O corte da energia colocou em risco a vida do homem, que está em estado vegetativo e depende de aparelhos essenciais. A decisão foi publicada no Diário de Justiça nesta semana.
A ação foi ajuizada em setembro de 2024, ocasião em que a Justiça deferiu tutela de urgência determinando o restabelecimento da energia dos consumidores.
Eles afirmaram que passou a receber faturas com valores muito acima do consumo histórico, chegando a R$ 2.994,30 em alguns meses. Diante da discrepância, procuraram o Procon para impugnar as cobranças.
No entanto, a concessionária não reconheceu a reclamação e cortou o fornecimento de energia, desconsiderando a contestação apresentada e colocando em risco a vida do homem, que está em estado vegetativo e depende de aparelhos essenciais, como CPAP e ar-condicionado.
A energia apresentou contestação alegando que o medidor dos consumidores estava com desvio de energia no ramal de ligação não registrando o consumo de corrente.
Na decisão, o juiz destacou, porém, que a Energisa não comprovou a suposta fraude no medidor de energia, já que não apresentou laudo técnico ou qualquer prova material que justificasse a cobrança excessiva.
O magistrado afirmou que o Termo de Ocorrência de Irregularidade (TOI) apresentado pela concessionária não tem presunção de veracidade e, sozinho, não pode justificar a cobrança de valores abusivos.

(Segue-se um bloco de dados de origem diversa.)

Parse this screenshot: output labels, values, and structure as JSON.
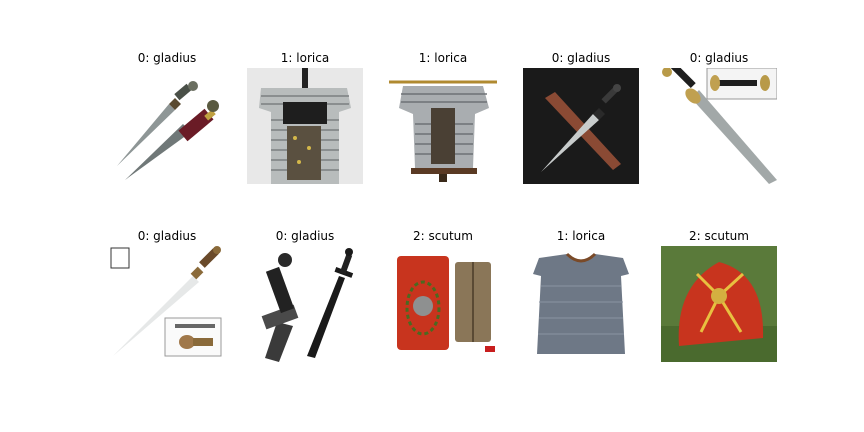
{
  "tiles": [
    {
      "label": "0: gladius",
      "subject": "gladius-sword-icon"
    },
    {
      "label": "1: lorica",
      "subject": "lorica-armor-icon"
    },
    {
      "label": "1: lorica",
      "subject": "lorica-armor-icon"
    },
    {
      "label": "0: gladius",
      "subject": "gladius-sword-icon"
    },
    {
      "label": "0: gladius",
      "subject": "gladius-sword-icon"
    },
    {
      "label": "0: gladius",
      "subject": "gladius-sword-icon"
    },
    {
      "label": "0: gladius",
      "subject": "gladius-sword-icon"
    },
    {
      "label": "2: scutum",
      "subject": "scutum-shield-icon"
    },
    {
      "label": "1: lorica",
      "subject": "lorica-chainmail-icon"
    },
    {
      "label": "2: scutum",
      "subject": "scutum-shield-icon"
    }
  ]
}
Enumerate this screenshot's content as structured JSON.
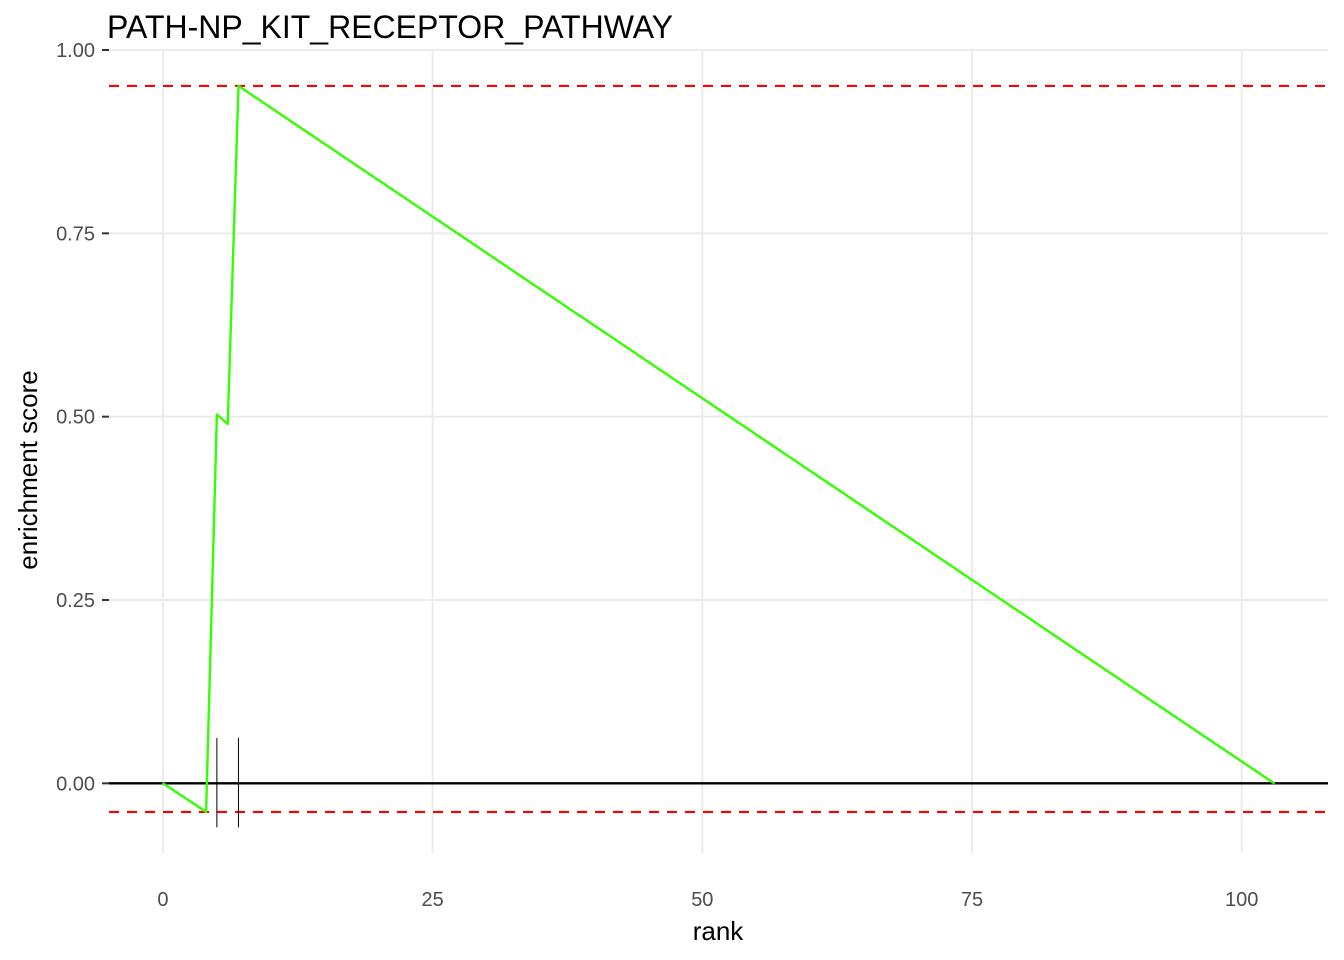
{
  "chart_data": {
    "type": "line",
    "title": "PATH-NP_KIT_RECEPTOR_PATHWAY",
    "xlabel": "rank",
    "ylabel": "enrichment score",
    "xlim": [
      -5,
      108
    ],
    "ylim": [
      -0.095,
      1.0
    ],
    "x_ticks": [
      0,
      25,
      50,
      75,
      100
    ],
    "x_tick_labels": [
      "0",
      "25",
      "50",
      "75",
      "100"
    ],
    "y_ticks": [
      0.0,
      0.25,
      0.5,
      0.75,
      1.0
    ],
    "y_tick_labels": [
      "0.00",
      "0.25",
      "0.50",
      "0.75",
      "1.00"
    ],
    "grid": true,
    "series": [
      {
        "color": "#33ff00",
        "x": [
          0,
          4,
          5,
          6,
          7,
          103
        ],
        "y": [
          0.0,
          -0.039,
          0.503,
          0.49,
          0.951,
          0.0
        ]
      }
    ],
    "hit_ranks": [
      5,
      7
    ],
    "hit_marker_y_range": [
      -0.06,
      0.062
    ],
    "zero_line": {
      "y": 0.0,
      "color": "#000000"
    },
    "reference_lines": [
      {
        "y": 0.951,
        "color": "#ff0000",
        "style": "dashed"
      },
      {
        "y": -0.039,
        "color": "#ff0000",
        "style": "dashed"
      }
    ],
    "colors": {
      "grid": "#ebebeb",
      "tick_text": "#4d4d4d"
    }
  }
}
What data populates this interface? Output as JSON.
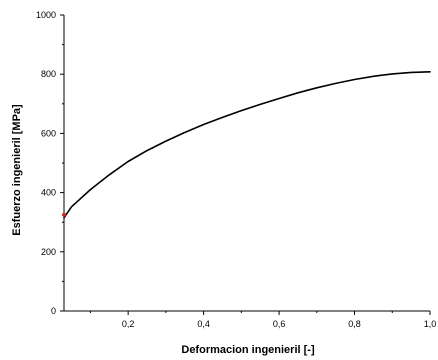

“Em casos como dos autos, onde o ônus de comprovação é essencialmente da demandada, a quem compete demonstrar de forma inequívoca que as faturas estão de fato corretas, elementar que se prontificasse a pugnar pela realização de prova pericial, pois apenas se descobriria a realidade fática a partir de parecer técnico qualificado e imparcial. Contudo, não o fez, e quando intimada a especificar as provas que ainda pretendia produzir, pugnou pelo julgamento antecipado”, escreveu.
“Deste modo, resta configurado o dano moral vindicado pela autora, devendo ser indenizado no valor de R$ 5.000,00 (cinco mil reais)”, decidiu.
A Energisa ainda pode recorrer da decisão.